Все уже сидели за столом, когда я появился, руки еще мокрые, волосы влажные и причесанные.
– Да уж… – Бабушка поставила на стол блюдо с жареным цыпленком. – За много лет ты первый раз так опоздал.
– Если бы вы знали! – сказал я. – Где только я не побывал сегодня! Дуврский дилижанс на Дуврской дороге! Париж! Столько путешествовали, даже рука закоченела.
– Париж? Дувр? Рука закоченела? – Жильцы уставились на меня.
– Он хочет сказать – с мистером Диккенсом, – объяснил дедушка.
– Диккенсом? – переспросил мистер Винески, парикмахер и первый жилец.
– Мы считаем великой честью, – дедушка гордо разрезал свою часть цыпленка, – что в нашем доме писатель начинает новую книгу, и Дуглас – его секретарь. Верно, Дуг?
– Весь день работали, четверть отмахали! – сказал я.
– Диккенс! – вскричал мистер Винески. – Полно, неужели вы поверили…
– Я верю, – сказал дедушка, – тому, что говорит мне человек, пока он не скажет другое. Тогда я верю в другое.
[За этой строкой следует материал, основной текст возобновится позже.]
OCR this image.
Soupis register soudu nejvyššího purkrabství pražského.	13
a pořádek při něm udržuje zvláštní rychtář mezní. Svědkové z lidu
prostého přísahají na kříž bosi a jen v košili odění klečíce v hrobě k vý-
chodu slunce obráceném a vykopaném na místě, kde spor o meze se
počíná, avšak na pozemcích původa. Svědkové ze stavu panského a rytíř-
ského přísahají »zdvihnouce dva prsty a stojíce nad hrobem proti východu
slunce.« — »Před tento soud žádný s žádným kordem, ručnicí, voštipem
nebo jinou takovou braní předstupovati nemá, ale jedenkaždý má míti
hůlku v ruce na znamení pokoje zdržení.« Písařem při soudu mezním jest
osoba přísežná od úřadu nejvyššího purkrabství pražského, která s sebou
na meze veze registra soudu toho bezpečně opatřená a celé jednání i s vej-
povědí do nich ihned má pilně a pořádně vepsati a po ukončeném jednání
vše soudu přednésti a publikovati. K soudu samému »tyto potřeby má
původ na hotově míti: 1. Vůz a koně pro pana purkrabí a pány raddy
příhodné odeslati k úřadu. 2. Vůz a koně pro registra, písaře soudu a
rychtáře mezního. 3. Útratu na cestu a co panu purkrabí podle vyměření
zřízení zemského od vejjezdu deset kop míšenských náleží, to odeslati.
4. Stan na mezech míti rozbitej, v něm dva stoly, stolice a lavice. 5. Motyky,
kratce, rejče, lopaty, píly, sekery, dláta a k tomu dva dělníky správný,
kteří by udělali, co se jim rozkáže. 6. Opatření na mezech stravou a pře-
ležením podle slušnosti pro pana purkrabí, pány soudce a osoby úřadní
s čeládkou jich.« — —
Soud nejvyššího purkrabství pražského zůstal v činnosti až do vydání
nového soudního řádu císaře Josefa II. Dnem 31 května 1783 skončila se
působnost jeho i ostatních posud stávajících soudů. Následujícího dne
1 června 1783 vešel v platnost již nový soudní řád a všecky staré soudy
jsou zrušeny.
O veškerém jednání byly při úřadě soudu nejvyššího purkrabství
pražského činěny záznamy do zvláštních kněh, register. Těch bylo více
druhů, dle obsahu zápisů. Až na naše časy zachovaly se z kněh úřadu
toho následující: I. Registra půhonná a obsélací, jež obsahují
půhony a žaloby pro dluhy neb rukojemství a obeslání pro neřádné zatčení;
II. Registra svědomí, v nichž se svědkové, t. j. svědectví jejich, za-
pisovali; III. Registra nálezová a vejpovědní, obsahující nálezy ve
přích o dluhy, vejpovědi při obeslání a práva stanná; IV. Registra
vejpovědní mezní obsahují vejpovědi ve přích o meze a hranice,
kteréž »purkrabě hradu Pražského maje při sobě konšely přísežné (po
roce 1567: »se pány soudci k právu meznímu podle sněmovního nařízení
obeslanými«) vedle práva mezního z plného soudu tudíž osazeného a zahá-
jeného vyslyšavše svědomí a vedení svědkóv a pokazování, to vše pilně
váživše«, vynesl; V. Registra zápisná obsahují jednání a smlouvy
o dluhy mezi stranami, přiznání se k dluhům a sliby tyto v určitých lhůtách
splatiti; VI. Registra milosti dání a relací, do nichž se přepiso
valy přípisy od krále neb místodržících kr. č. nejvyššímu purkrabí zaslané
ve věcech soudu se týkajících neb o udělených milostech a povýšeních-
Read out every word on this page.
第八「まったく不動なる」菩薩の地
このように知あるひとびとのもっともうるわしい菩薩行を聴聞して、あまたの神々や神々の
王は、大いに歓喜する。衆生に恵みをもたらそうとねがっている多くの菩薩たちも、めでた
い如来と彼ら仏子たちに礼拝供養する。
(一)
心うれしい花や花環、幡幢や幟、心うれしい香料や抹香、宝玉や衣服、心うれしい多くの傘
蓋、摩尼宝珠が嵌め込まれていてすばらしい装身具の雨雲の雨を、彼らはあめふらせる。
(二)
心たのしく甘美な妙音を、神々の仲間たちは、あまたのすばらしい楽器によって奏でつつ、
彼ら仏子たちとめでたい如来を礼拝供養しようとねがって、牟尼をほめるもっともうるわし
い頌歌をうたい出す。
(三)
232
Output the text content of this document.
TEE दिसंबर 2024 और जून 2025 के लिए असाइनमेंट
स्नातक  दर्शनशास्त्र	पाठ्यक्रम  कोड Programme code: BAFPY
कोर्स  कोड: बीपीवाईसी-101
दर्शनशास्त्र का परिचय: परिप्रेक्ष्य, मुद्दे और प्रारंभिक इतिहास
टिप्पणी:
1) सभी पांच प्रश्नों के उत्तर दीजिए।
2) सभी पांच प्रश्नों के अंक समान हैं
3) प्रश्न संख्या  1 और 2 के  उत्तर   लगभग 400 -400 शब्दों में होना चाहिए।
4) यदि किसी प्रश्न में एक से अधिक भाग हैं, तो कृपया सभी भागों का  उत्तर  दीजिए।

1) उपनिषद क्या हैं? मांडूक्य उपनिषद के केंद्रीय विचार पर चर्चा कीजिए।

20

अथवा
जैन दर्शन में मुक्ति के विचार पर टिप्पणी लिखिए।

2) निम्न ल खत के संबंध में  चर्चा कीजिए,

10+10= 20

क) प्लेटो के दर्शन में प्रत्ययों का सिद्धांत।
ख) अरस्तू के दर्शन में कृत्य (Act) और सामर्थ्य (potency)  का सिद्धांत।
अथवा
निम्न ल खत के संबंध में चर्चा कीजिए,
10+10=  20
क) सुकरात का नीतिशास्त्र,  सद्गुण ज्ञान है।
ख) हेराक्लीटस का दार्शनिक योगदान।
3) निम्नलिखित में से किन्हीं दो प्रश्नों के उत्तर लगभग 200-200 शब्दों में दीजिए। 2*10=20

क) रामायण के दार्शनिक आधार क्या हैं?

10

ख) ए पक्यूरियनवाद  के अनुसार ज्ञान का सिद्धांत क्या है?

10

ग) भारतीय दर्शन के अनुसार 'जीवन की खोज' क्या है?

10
– Самозванец, – фыркнул парикмахер.
– Человек, – сказал дедушка. – К нам в дом пришел достойный человек. Он говорит, что он Диккенс. Это его имя, другого я не знаю. Он дает понять, что пишет книгу. Я прохожу мимо его двери, заглядываю в комнату – да, он в самом деле пишет книгу. Что ж, я должен ему запретить? Когда очевидно, что ему необходимо написать эту книгу…
– "Повесть о двух городах", – подсказал я.
– "Повесть о двух городах", – продолжал дедушка. – Никогда не спрашивайте писателя, какого угодно писателя, почему он пишет, зачем он пишет, откуда он, куда направляется. Придет время, он скажет сам.
– Да вы тут в здравом уме или нет? – простонал мистер Винески.
– Тссс! – сказала бабушка. Потому что вниз по лестнице спустился, в двери столовой появился и подошел к обеденному столу он, человек с длинными волосами, с бородкой клинышком, с шелковистыми усами, и он кивнул и улыбнулся, словно перед ним аудитория, а он лектор.
Дедушка встал и мягко, тепло произнес:
– Леди и джентльмены, это наш новый жилец и, мы надеемся, друг – мистер Ч. Диккенс. Мистер Диккенс, сударь, добро пожаловать.
Ух ты, какая замечательная жизнь началась!
Не было дня, чтобы я не являлся к мистеру Диккенсу и не просиживал у него половину утра, а он диктовал, и мы путешествовали из Парижа в Лондон, обратно в Париж, делая остановки для завтрака и лимонада, а после бутербродов с яичницей – опять в Лондон, и я – секретарь мистера Ч. Диккенса, Гринтаун, Иллинойс, был счастлив, ведь я сам мечтал, когда вырасту, стать писателем, и вот я познаю великое таинство с лучшим из них.